Это был конец. От колонизации, на которую были затрачены миллионы, теперь остались одни развалины, затерявшиеся среди песков. Отвратительное доктринерство, точно так же воздвигнувшее свое здание на песке, пыталось поработить страну: хищения, грабежи, всеобщее стяжательство окончательно ее разорили. Не было даже возможности ликвидировать затеянное ими дело. Все было насквозь разъедено коррупцией и сверху донизу гнило. Недобросовестность, оскудение душ были таковы, что ни одного вопроса нельзя было разрешить. Все самое насущное отодвигалось на задний план; пра* вительство на каждом шагу обнаруживало свою легковесность и нерадивость. Оно ничего не сумело предвидеть и теперь погибало от истощения. Этого и следовало ожидать: свои приход к власти все эти люди ознаменовали тем, что старались как только могли насытить свое чрево. В результате страна была обречена на голод… Повсюду вспыхивали стачки: рабочие целыми армиями покидали шахты, фабрики и заводы, уходили в леса, требовали хлеба и прав. Окруженный облаком, на небе мелькнул печальный лик распятого Христа. Тогда применили силу, раздались ружейные залпы, началась страшная бойня. Крест на небе пошатнулся, ребра Христа были снова пронзены, на землю спустился мрак.

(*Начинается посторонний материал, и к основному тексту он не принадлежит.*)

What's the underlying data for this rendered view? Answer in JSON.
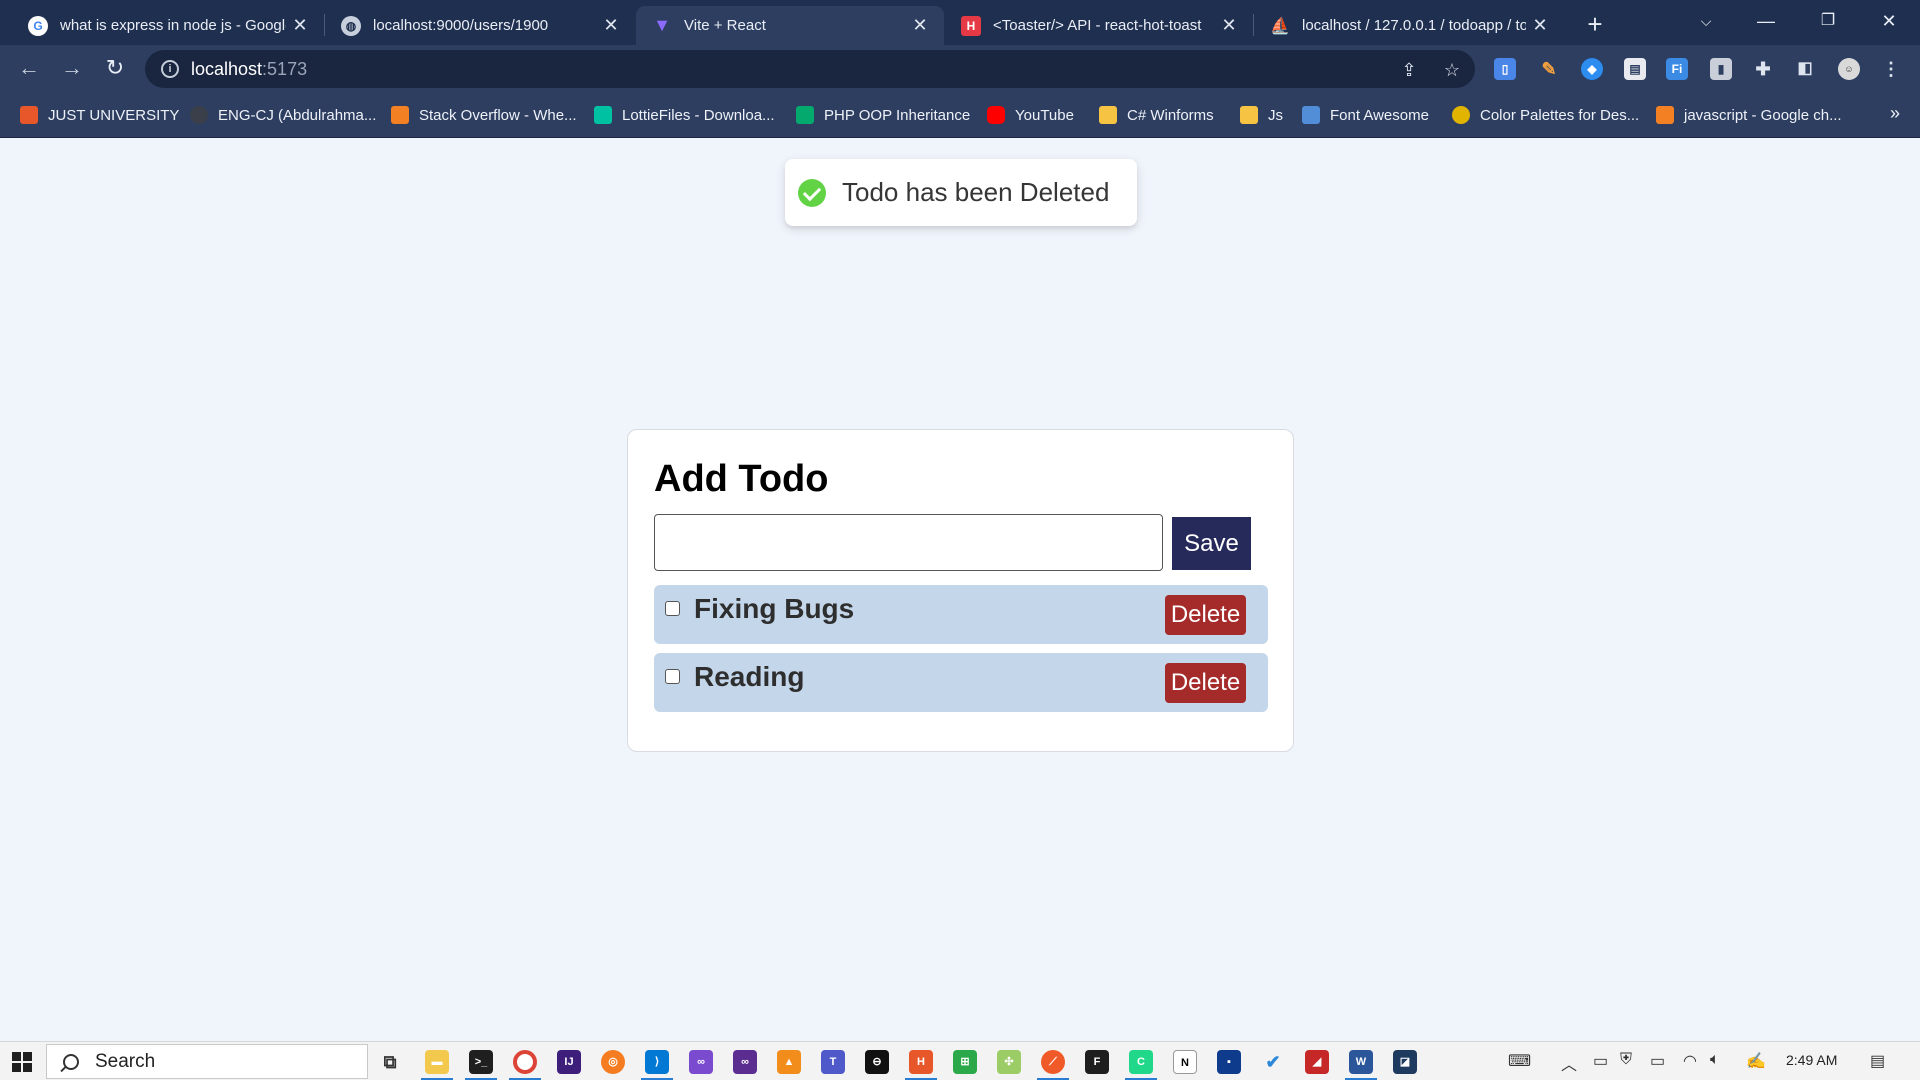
{
  "browser": {
    "tabs": [
      {
        "title": "what is express in node js - Google",
        "icon": "google-icon",
        "color": "#ffffff",
        "active": false
      },
      {
        "title": "localhost:9000/users/1900",
        "icon": "globe-icon",
        "color": "#c8cfdc",
        "active": false
      },
      {
        "title": "Vite + React",
        "icon": "vite-icon",
        "color": "#8c6cff",
        "active": true
      },
      {
        "title": "<Toaster/> API - react-hot-toast",
        "icon": "react-hot-toast-icon",
        "color": "#e63946",
        "active": false
      },
      {
        "title": "localhost / 127.0.0.1 / todoapp / to",
        "icon": "phpmyadmin-icon",
        "color": "#f0a030",
        "active": false
      }
    ],
    "address": {
      "host": "localhost",
      "port": ":5173"
    },
    "bookmarks": [
      {
        "label": "JUST UNIVERSITY",
        "color": "#e8572a"
      },
      {
        "label": "ENG-CJ (Abdulrahma...",
        "color": "#3a3f4a"
      },
      {
        "label": "Stack Overflow - Whe...",
        "color": "#f48024"
      },
      {
        "label": "LottieFiles - Downloa...",
        "color": "#00c1a2"
      },
      {
        "label": "PHP OOP Inheritance",
        "color": "#04aa6d"
      },
      {
        "label": "YouTube",
        "color": "#ff0000"
      },
      {
        "label": "C# Winforms",
        "color": "#f6c343"
      },
      {
        "label": "Js",
        "color": "#f6c343"
      },
      {
        "label": "Font Awesome",
        "color": "#528dd7"
      },
      {
        "label": "Color Palettes for Des...",
        "color": "#e0b400"
      },
      {
        "label": "javascript - Google ch...",
        "color": "#f48024"
      }
    ]
  },
  "toast": {
    "message": "Todo has been Deleted",
    "status_color": "#61d345"
  },
  "todo": {
    "heading": "Add Todo",
    "input_value": "",
    "save_label": "Save",
    "delete_label": "Delete",
    "items": [
      {
        "text": "Fixing Bugs",
        "checked": false
      },
      {
        "text": "Reading",
        "checked": false
      }
    ]
  },
  "taskbar": {
    "search_placeholder": "Search",
    "time": "2:49 AM"
  }
}
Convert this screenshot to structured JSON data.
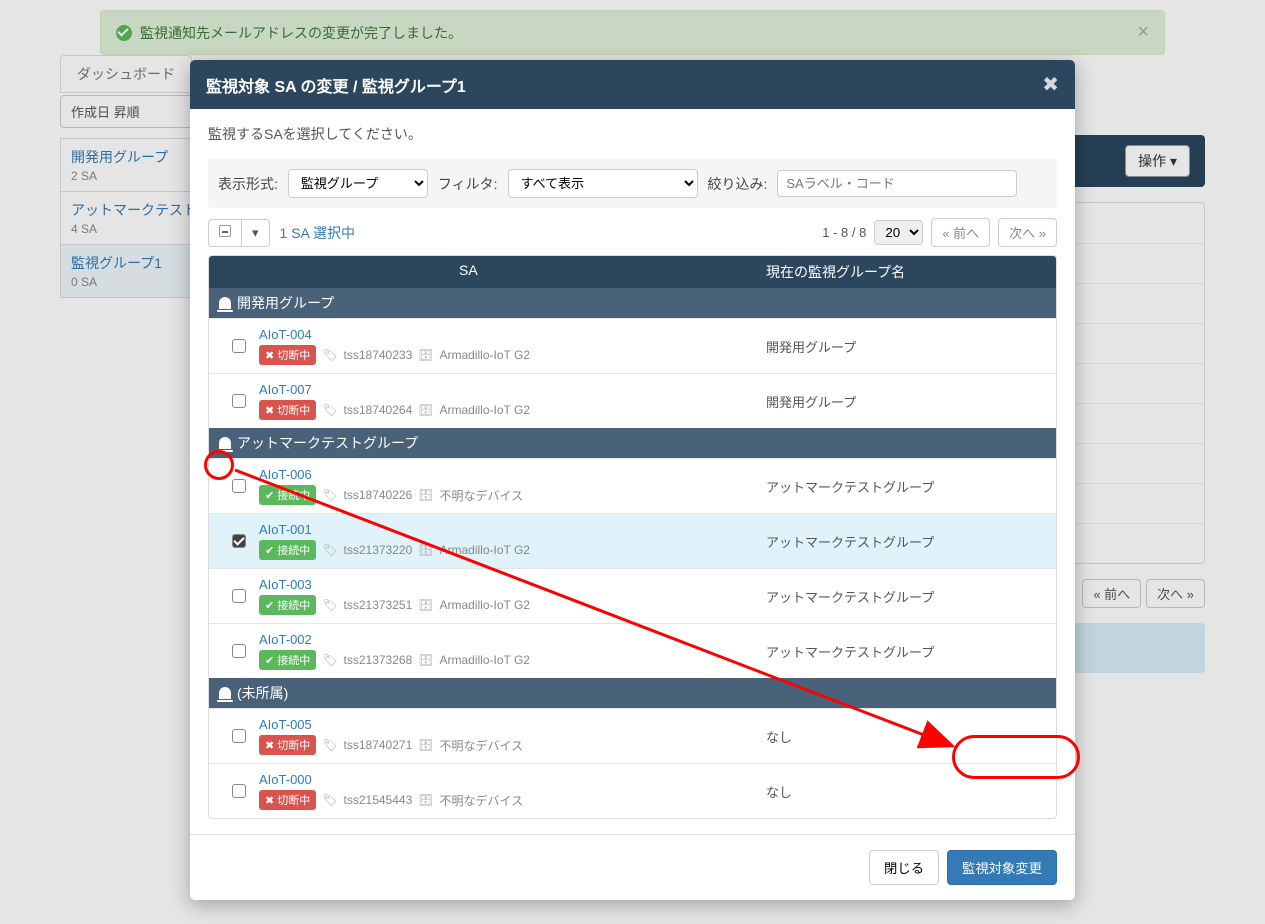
{
  "alert": {
    "message": "監視通知先メールアドレスの変更が完了しました。"
  },
  "tabs": {
    "dashboard": "ダッシュボード"
  },
  "sidebar": {
    "sort_label": "作成日 昇順",
    "groups": [
      {
        "name": "開発用グループ",
        "count": "2 SA"
      },
      {
        "name": "アットマークテスト",
        "count": "4 SA"
      },
      {
        "name": "監視グループ1",
        "count": "0 SA"
      }
    ]
  },
  "opsButton": "操作 ▾",
  "bg_pager": {
    "prev": "« 前へ",
    "next": "次へ »"
  },
  "modal": {
    "title": "監視対象 SA の変更 / 監視グループ1",
    "instruction": "監視するSAを選択してください。",
    "filters": {
      "display_label": "表示形式:",
      "display_value": "監視グループ",
      "filter_label": "フィルタ:",
      "filter_value": "すべて表示",
      "search_label": "絞り込み:",
      "search_placeholder": "SAラベル・コード"
    },
    "toolbar": {
      "selected_info": "1 SA 選択中",
      "range": "1 - 8 / 8",
      "page_size": "20",
      "prev": "« 前へ",
      "next": "次へ »"
    },
    "columns": {
      "sa": "SA",
      "group": "現在の監視グループ名"
    },
    "groups": [
      {
        "name": "開発用グループ",
        "rows": [
          {
            "id": "AIoT-004",
            "status": "切断中",
            "status_type": "red",
            "tag": "tss18740233",
            "device": "Armadillo-IoT G2",
            "group": "開発用グループ",
            "checked": false
          },
          {
            "id": "AIoT-007",
            "status": "切断中",
            "status_type": "red",
            "tag": "tss18740264",
            "device": "Armadillo-IoT G2",
            "group": "開発用グループ",
            "checked": false
          }
        ]
      },
      {
        "name": "アットマークテストグループ",
        "rows": [
          {
            "id": "AIoT-006",
            "status": "接続中",
            "status_type": "green",
            "tag": "tss18740226",
            "device": "不明なデバイス",
            "group": "アットマークテストグループ",
            "checked": false
          },
          {
            "id": "AIoT-001",
            "status": "接続中",
            "status_type": "green",
            "tag": "tss21373220",
            "device": "Armadillo-IoT G2",
            "group": "アットマークテストグループ",
            "checked": true
          },
          {
            "id": "AIoT-003",
            "status": "接続中",
            "status_type": "green",
            "tag": "tss21373251",
            "device": "Armadillo-IoT G2",
            "group": "アットマークテストグループ",
            "checked": false
          },
          {
            "id": "AIoT-002",
            "status": "接続中",
            "status_type": "green",
            "tag": "tss21373268",
            "device": "Armadillo-IoT G2",
            "group": "アットマークテストグループ",
            "checked": false
          }
        ]
      },
      {
        "name": "(未所属)",
        "rows": [
          {
            "id": "AIoT-005",
            "status": "切断中",
            "status_type": "red",
            "tag": "tss18740271",
            "device": "不明なデバイス",
            "group": "なし",
            "checked": false
          },
          {
            "id": "AIoT-000",
            "status": "切断中",
            "status_type": "red",
            "tag": "tss21545443",
            "device": "不明なデバイス",
            "group": "なし",
            "checked": false
          }
        ]
      }
    ],
    "footer": {
      "close": "閉じる",
      "submit": "監視対象変更"
    }
  },
  "status_prefix": {
    "red": "✖ ",
    "green": "✔ "
  }
}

Министерство само потонуло в этом омуте и в этой крови. Оно окончило свои дни так же, как Рассанфоссы.
«Так, значит, Рети был прав, – думал Жан-Элуа, потерявший остатки мужества перед лицом этой надвигавшейся катастрофы. – Буржуазии настал конец!»
На смену ей пришла другая порода людей. Голодные восстали. Снизу, словно из глубины веков, поднималась какая-то огромная неведомая сила, ее суровое мощное дыхание потрясало воздух. Политая кровью земля давала новые всходы.